Actualmente, el museo no cuenta con vigilancia privada y la iluminación es escasa lo que facilita la incursión del hampa.

Debido a la inseguridad en el museo decidieron trabajar hasta las 3:30 pm para no ser víctimas del hampa. Otra modalidad implementada desde hace dos meses es mantener las puertas cerradas durante el día aunque el museo esté en pleno funcionamiento. Durante 45 años esa reja se mantuvo abierta. “El museo está abierto a puerta cerrada”, explicó Schael, quien cree que ha hecho falta la atención por parte del gobierno del estado Miranda y el Ministerio de la Cultura porque dentro de esas instalaciones está el patrimonio cultural e histórico de la República que debería ser protegido.

Igualmente considera que tampoco ha habido preocupación por parte de los cuerpos de policías estadal, municipal y del Estado.

Las incursiones. El hampa mantiene un asedio constante en contra del museo. En una oportunidad un grupo delictivo reventó un aparato de aire acondicionado para penetrar a una oficina-biblioteca con el objeto de robar una colección de miniaturas. Cargaron hasta con los tubos del equipo de aire acondicionado.

En otra ocasión un grupo delictivo irrumpió para desmantelar el sistema eléctrico que iluminaba la exposición de trenes que ya algunos tienen rotos los vidrios de las ventanas y les han quitado piezas; igualmente en la estación de bomberos robaron una colección de carritos. Para facilitar sus fechorías los delincuentes rompen los bombillos que iluminan las áreas donde está la colección de vehículos, trenes y aviones.

En esa área han cargado con piezas de trenes, baterías, tasas de carros y adornos. “El asedio es permanente”, explicó Schael, y agregó que la inseguridad azota no solo al museo sino también los alrededores.

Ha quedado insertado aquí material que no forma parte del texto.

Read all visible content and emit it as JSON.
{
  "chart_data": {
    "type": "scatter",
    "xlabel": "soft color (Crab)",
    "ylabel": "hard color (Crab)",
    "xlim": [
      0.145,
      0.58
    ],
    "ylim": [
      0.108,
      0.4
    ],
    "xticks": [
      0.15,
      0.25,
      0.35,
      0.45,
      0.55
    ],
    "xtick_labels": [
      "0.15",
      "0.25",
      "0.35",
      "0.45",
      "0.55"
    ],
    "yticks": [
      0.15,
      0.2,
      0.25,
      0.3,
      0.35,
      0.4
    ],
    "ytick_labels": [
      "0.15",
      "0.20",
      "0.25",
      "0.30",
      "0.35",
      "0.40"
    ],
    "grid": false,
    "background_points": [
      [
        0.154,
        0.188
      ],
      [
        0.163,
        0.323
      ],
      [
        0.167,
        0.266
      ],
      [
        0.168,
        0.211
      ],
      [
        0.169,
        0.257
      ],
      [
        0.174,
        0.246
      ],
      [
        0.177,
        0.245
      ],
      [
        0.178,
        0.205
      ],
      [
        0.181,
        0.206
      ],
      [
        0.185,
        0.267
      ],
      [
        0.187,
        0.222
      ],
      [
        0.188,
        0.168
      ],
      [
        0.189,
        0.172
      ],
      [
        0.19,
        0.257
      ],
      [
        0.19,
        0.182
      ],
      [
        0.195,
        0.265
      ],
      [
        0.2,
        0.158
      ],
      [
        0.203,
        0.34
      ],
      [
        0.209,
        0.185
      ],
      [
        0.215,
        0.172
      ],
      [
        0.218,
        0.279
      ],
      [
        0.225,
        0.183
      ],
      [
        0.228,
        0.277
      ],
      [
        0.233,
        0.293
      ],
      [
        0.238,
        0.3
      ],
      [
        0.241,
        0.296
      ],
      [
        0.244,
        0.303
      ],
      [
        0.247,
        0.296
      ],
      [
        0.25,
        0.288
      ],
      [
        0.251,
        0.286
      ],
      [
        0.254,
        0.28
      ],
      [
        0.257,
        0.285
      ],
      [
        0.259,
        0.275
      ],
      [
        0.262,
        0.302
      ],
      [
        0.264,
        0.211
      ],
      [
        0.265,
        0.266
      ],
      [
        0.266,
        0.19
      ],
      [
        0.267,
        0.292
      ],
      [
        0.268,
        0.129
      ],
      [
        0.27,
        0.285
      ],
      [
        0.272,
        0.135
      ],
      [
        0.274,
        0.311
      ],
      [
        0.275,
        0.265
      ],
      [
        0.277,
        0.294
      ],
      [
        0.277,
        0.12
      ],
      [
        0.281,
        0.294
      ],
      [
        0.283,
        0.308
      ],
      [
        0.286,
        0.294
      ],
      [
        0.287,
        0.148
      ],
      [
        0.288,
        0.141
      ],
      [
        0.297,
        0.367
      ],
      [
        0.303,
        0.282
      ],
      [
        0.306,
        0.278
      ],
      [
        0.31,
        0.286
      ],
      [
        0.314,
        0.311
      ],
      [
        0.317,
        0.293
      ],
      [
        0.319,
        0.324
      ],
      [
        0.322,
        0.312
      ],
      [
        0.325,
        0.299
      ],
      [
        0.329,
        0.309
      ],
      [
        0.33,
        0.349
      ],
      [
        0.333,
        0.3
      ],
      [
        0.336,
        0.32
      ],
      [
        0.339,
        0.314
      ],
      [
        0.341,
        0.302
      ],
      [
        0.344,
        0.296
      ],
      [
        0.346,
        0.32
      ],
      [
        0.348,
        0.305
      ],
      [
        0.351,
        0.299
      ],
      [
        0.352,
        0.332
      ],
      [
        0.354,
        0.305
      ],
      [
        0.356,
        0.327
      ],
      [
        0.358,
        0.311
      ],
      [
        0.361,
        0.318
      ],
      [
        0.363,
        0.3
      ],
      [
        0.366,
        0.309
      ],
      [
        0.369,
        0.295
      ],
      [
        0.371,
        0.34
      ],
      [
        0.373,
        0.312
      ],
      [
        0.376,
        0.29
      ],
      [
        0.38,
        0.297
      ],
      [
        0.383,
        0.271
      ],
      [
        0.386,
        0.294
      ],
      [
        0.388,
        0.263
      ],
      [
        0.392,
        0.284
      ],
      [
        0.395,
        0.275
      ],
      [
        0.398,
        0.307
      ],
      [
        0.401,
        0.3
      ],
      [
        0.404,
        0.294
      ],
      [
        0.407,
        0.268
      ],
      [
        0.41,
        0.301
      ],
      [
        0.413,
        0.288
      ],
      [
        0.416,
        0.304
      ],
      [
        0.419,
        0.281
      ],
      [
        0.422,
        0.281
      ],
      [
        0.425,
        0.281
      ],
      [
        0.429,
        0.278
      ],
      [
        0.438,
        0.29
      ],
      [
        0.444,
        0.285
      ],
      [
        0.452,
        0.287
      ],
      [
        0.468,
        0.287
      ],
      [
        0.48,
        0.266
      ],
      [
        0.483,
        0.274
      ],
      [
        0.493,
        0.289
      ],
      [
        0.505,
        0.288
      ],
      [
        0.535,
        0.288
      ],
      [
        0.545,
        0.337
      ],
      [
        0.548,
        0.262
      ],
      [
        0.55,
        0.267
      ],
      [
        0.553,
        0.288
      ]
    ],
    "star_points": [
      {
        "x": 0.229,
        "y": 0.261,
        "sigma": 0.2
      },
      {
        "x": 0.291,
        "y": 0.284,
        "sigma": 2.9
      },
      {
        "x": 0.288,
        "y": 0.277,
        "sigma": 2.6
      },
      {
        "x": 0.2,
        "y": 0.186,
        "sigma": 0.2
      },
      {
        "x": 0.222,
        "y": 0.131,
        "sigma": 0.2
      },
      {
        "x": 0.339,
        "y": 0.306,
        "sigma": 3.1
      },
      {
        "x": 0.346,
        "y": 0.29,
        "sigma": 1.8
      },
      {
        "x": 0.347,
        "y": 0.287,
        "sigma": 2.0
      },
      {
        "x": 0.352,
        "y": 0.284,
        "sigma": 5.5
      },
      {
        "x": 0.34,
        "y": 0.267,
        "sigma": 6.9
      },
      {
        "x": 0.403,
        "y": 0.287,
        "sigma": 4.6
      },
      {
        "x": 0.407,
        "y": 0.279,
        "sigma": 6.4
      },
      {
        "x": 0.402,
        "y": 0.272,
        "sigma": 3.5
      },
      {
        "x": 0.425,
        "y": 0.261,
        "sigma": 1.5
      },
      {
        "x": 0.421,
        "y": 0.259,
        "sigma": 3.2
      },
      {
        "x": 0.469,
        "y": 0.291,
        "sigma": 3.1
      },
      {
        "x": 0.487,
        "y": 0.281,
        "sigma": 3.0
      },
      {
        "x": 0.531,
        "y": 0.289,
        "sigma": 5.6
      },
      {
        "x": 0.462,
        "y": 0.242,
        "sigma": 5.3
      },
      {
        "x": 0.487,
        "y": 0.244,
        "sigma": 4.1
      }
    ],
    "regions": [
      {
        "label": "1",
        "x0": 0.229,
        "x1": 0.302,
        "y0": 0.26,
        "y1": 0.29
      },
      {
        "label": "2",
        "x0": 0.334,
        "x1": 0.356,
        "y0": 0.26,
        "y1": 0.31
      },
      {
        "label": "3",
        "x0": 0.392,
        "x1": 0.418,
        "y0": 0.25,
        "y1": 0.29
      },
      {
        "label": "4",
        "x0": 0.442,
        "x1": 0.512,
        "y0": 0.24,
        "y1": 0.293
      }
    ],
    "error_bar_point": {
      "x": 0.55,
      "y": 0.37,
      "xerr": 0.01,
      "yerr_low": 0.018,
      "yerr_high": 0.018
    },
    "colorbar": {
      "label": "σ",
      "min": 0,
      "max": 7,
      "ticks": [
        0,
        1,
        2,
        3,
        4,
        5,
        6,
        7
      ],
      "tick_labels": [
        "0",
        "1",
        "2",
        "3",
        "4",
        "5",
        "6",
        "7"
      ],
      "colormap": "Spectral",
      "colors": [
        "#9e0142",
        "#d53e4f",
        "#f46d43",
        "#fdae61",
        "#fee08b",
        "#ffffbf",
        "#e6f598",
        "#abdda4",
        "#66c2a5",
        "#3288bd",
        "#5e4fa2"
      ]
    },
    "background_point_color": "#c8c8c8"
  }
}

La mayoría de los robos los protagonizan los motorizados que, debido a la facilidad que les reporta el vehículo que conducen, hacen de las suyas a diario.

Una empleada de la zona fue testigo del robo que sufrió otra mujer en la acera en la que está el museo cuando dos motorizados la despojaron de una laptop, a las 8:30 am. Estas son las escenas más frecuentes.

DATO
Sin recursos.
El Museo de Transporte Guillermo José Schael, fundación privada, no cuenta con presupuesto. El personal lo integran cinco obreros y cuatro empleados administrativos que ganan sueldo mínimo. La organización sobrevive con el aporte espontáneo del público que asiste los domingos a la exhibición, recibe donaciones de Fonbienes, de transporte Peli Express y el pago de Movilnet que tiene una antena en esos predios.

No tienen dinero para instalar una cerca eléctrica, que es muy costosa, para impedir la entrada del hampa.